The Lord will not abandon his people. // Psalm 94:14
I could feel the tears starting to burn my eyes and the emotion bubbling inside me. These were going to be hot, angry tears, and I didn’t want to scare my kids, so I went into my bedroom and locked the door. I grabbed my pillow and screamed until my throat was hoarse.
I couldn’t believe that my mom’s cancer had returned with a vengeance. Her body was not responding to treatments, and we had to face the fact that we were going to lose her. I broke down. I was done with being strong in my faith.

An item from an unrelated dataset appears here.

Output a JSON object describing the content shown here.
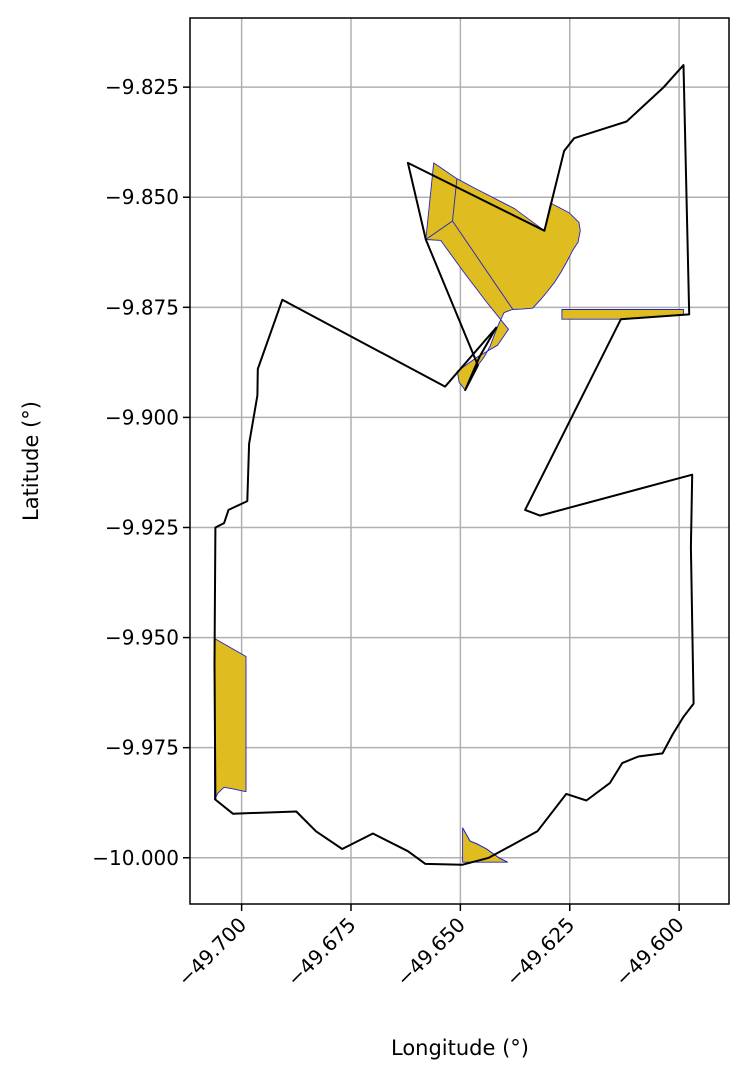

Like the Psalmist today, I cried out in anger, “Why God? Why have you abandoned us? You are the God of healing . . . of mercy . . . of miracles. So why have you turned a deaf ear on our pleas?”
I waited for an answer or for peace to calm me down, but there was nothing. I had to decide if I would believe God and His word not only when things were going well, but even when my world was shattered. I sighed. Even though I didn’t feel anything, I chose to believe and trust that God would see us through this.
It wasn’t until months later that I had that epiphany moment and God poured out a flood of grace into my heart. It was a life moment that deepened my relationship with God, but the days, weeks, and months prior, I was just walking with blind faith repeating, “I don’t get it, but I trust in You.”
We all have those moments when our world is shattered—health fails, a relationship ends, a job is lost, or a loved one dies. Sometimes all we can do is repeat, “The Lord will not abandon His people” (Psalm 94:14) and trust that even though we may not get it now, God will never leave us. He will carry us, strengthen us, and give us the grace to endure another day until our hearts are healed and we find joy once again.